Le problème, que montre de façon magistrale A Trojan Feast, c'est
qu'à ces manifestations s'associe toujours une grande étrangeté
(high strangeness) que le seul paradigme scientifique
routinier ne saurait contenir. Il se peut d'ailleurs que ce soit la
raison véritable pour laquelle les populations civiles ne
sont pas là d'assister à ce qu'on appelle en anglais (parce qu'on
l'envisage ou l'espère surtout de la part des États-Unis) a
disclosure, c'est-à-dire l'annonce officielle d'un contact ou
d'une présence extra-terrestres. Rien ne dit cependant que ce
paradigme ne va pas changer un jour ; il est peut-être même
déjà en train de se modifier tout doucement dans certains milieux
universitaires (comme le montre la récente interrogation, menée
depuis Harvard, sur les Fast Radio Bursts).
Lorsque nous revenons à l'angle d'approche privilégié par Joshua
Cutchin, nous nous retrouvons face à un impératif très simple mais
très important : comprendre le langage symbolique du mythe,
puisqu'il s'agit d'un des deux termes de comparaison. Nous n'avons
peut-être pas d'autre moyen que de partir du connu pour aborder
l'inconnu. Encore faut-il que ce « connu » le soit
vraiment ! Est-ce si évident au sein de la crétinisation
ambiante ? Est-ce réservé à tous sans distinction ?
(Vous avez raison : je ne suis pas gentil.) Cutchin émet
l'hypothèse que le langage symbolique serait la seule façon dont
disposeraient des intelligences extra-terrestres (ou
extra-dimensionnelles) pour communiquer avec nous. Mais savons-nous
réellement, sans qu'il soit même question d'étrangeté, ce que
signifie dans son principe, antérieurement à l'application
au seul domaine de la biologie, manger et boire ? Qu'y a-t-il
derrière le mythe ? Quelle vérité sans la dissimulation et le
dévoilement simultanés qu'offre tout symbole ? Qu'y a-t-il
derrière la « nourriture » et les « boissons »

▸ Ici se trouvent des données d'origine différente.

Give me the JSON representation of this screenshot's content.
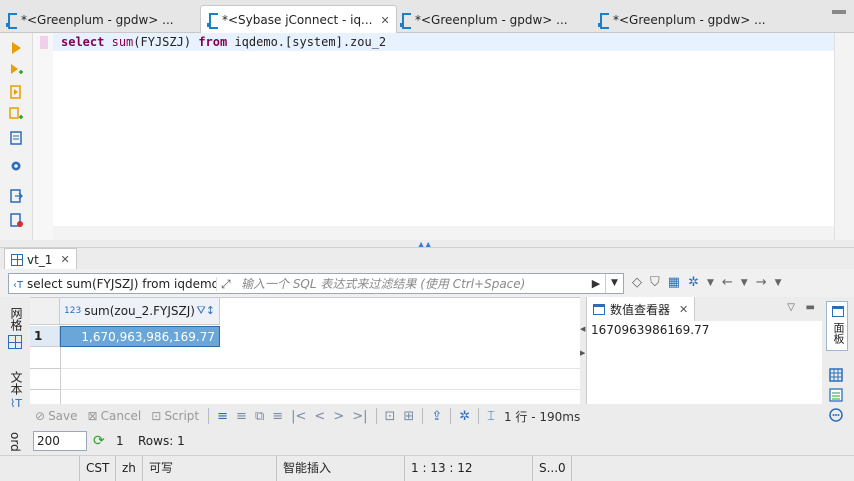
{
  "tabs": [
    {
      "label": "*<Greenplum - gpdw> ...",
      "active": false
    },
    {
      "label": "*<Sybase jConnect - iq...",
      "active": true
    },
    {
      "label": "*<Greenplum - gpdw> ...",
      "active": false
    },
    {
      "label": "*<Greenplum - gpdw> ...",
      "active": false
    }
  ],
  "tab_close_glyph": "✕",
  "editor": {
    "kw_select": "select",
    "fn_sum": "sum",
    "arg": "(FYJSZJ) ",
    "kw_from": "from",
    "rest": " iqdemo.[system].zou_2"
  },
  "results_tab": {
    "label": "vt_1",
    "close": "✕"
  },
  "filter": {
    "query_prefix": "‹T",
    "query_text": "select sum(FYJSZJ) from iqdemo",
    "placeholder": "输入一个 SQL 表达式来过滤结果 (使用 Ctrl+Space)"
  },
  "side_labels": {
    "grid": "网格",
    "text": "文本",
    "record": "ord"
  },
  "grid": {
    "column_type_badge": "123",
    "column_header": "sum(zou_2.FYJSZJ)",
    "rows": [
      {
        "num": "1",
        "value": "1,670,963,986,169.77"
      }
    ]
  },
  "value_viewer": {
    "title": "数值查看器",
    "close": "✕",
    "value": "1670963986169.77"
  },
  "right_panel_label": "面板",
  "toolbar": {
    "save": "Save",
    "cancel": "Cancel",
    "script": "Script",
    "rows_time": "1 行 - 190ms"
  },
  "limit": {
    "value": "200",
    "fetched": "1",
    "rows_label": "Rows: 1"
  },
  "status": {
    "tz": "CST",
    "lang": "zh",
    "mode": "可写",
    "insert": "智能插入",
    "pos": "1 : 13 : 12",
    "sel": "S...0"
  },
  "colors": {
    "accent": "#2a6ebb",
    "selected_cell": "#6ba6d8",
    "keyword": "#7f0055",
    "current_line": "#e8f2fe"
  }
}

que nous autres Terriens sommes invités à consommer dans le
folklore du Petit Peuple et lors de nos rencontres, de nos jours,
avec des intelligences non humaines ? Quelle est même la nature
véritable du décor de ces événements ? (Je pense au cas,
mentionné dans le livre de Cutchin, de ces automobilistes américains
prenant un « repas » dans un curieux diner, sur le
bord de la route, avec expérience de distorsion temporelle.) C'est
ainsi que l'on peut comprendre le titre de l'ouvrage, A Trojan
Feast : celui-ci fait allusion à l'anglais Trojan horse,
cheval de Troie. (Ici, la langue française nous gratifie, en plus,
d'un intéressant jeu de mots puisque A Trojan Feast pourrait se
traduire par « un festin de Troie ».)
Les recherches menées par Joshua Cutchin sont minutieuses et
empreintes d'une honnêteté sans faille. Il n'est pas question pour
lui de résoudre le problème à la fin de son ouvrage. Dans A Trojan
Feast, des questions pertinentes sont posées, des réflexions
fécondes sont initiées devant une énigme qui ne peut que nous
grandir, le courage et la bonne volonté aidant.